Güzele on dörtte ata beş gerek

 

Dadaloğlu'm da bunu böyle söyler

Eksiği varsa ağ'lar siz tamam eylen

Bin atta da biri yavuz olmalı

Yavuz ata uygun arkadaş gerek

 

Dadaloğlu, Yaşamı ve Şiirleri, Öner Yağcı, İleri Yayınları, No.108, Birinci Basım, Ekim 2006, s.182.

 

 

Hey Ağalar Hey Paşalar Hey Beyler

 

Hey ağalar hey paşalar hey beyler

... oğlu şerrin benden ırmadı

Benim gönlüm dönüp döğüşmek ister

Ah neyledim Tayyaroğlu koymadı

 

Akşam namazı göç göçe oldu

Çarhacılar birbirine düş oldu

Balıklı derede zor döğüş oldu

Toygun oldu baba oğlun bilmedi

 

Dadaloğlu der ki belim büküldü

Oynadı şelfeler zırhlar söküldü

Gelin kız kalmadı yola döküldü

Ağlaşır analar oğul gelmedi

 

Dadaloğlu

Dadaloğlu, Yaşamı ve Şiirleri, Öner Yağcı, İleri Yayınları, No.108, Birinci Basım, Ekim 2006, s.1

 

 

Hey Ağalar Kış M'olacak Bilemem

 

Hey ağalar kış m'olacak bilemem
Gavur Dağı gene başın duman mı
Padişahtan ferman gelmiş gel deyi
Gidiyom ya geleceğim güman mı

Kırpık olur Gavur Dağı'n ormanı
Padişah derdimin olmaz dermanı
Devlet hakkımızda vermiş fermanı
Yeni evliyim ayrılacak zaman mı

Dadaloğlu'm hile yoktur işimde
Yiğit olan yiğit görür düşünde
Alışkan tüfekle dağlar başında
Azrailden başkasına aman mı

 

Karacaoğlan ve Kılıcoğlu'nun da benzer şiirleri vardır.

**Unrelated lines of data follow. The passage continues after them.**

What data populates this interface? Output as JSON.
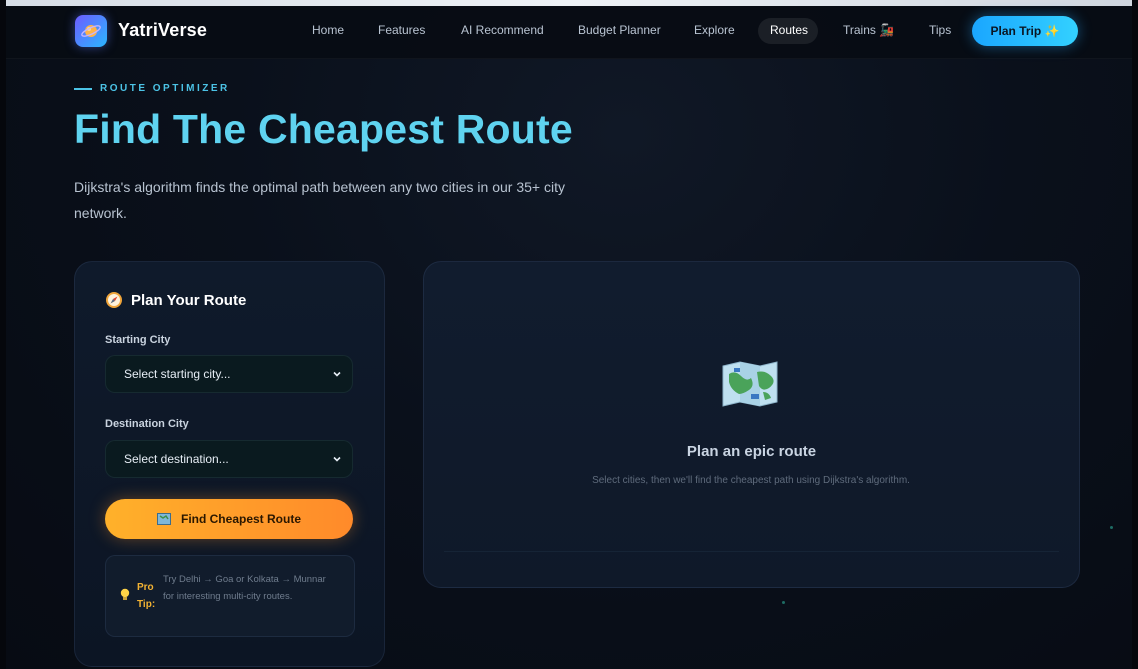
{
  "nav": {
    "brand": "YatriVerse",
    "links": [
      {
        "label": "Home"
      },
      {
        "label": "Features"
      },
      {
        "label": "AI Recommend"
      },
      {
        "label": "Budget Planner"
      },
      {
        "label": "Explore"
      },
      {
        "label": "Routes",
        "active": true
      },
      {
        "label": "Trains 🚂"
      },
      {
        "label": "Tips"
      }
    ],
    "cta": "Plan Trip ✨"
  },
  "hero": {
    "eyebrow": "ROUTE OPTIMIZER",
    "title": "Find The Cheapest Route",
    "description": "Dijkstra's algorithm finds the optimal path between any two cities in our 35+ city network."
  },
  "planner": {
    "title": "Plan Your Route",
    "start_label": "Starting City",
    "start_value": "Select starting city...",
    "dest_label": "Destination City",
    "dest_value": "Select destination...",
    "button": "Find Cheapest Route",
    "tip_label": "Pro Tip:",
    "tip_text": "Try Delhi → Goa or Kolkata → Munnar for interesting multi-city routes."
  },
  "result": {
    "title": "Plan an epic route",
    "description": "Select cities, then we'll find the cheapest path using Dijkstra's algorithm."
  },
  "colors": {
    "accent": "#5fd3f0",
    "cta_blue": "#1aa6ff",
    "cta_orange": "#ff9a2a",
    "tip_label": "#f2b233"
  }
}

Dadaloğlu, Yaşamı ve Şiirleri, Öner Yağcı, İleri Yayınları, No.108

 

 

Yürü bire Halit'in kalesi
Dört bir yanın gülbenk olur ün olur
Arap atlar döne döne döğüşür
Arap atın koç yiğidin gün olur

Yayanlıkta yürümesin bilmeyen
Saatlerce at üstünden inmeyen
Yurtlarının kıymetini bilmeyen
Her birisi bir kötüye kul olur

Dadaloğlu'm dağda her kuş ötemez
Yiğitler de derdi baştan atamaz
Yurdunu yitiren yerde yatamaz
Kavgaya girende başka hal olur

 

Dadaloğlu

Dadaloğlu, Yaşamı ve Şiirleri, Öner Yağcı, İleri Yayınları, No.108, Birinci Basım, Ekim 2006, s.199.

 

İlk dizenin “ Yürü bre Hemite’nin kalesi “ şeklinde olması gerektiğini düşünüyoruz.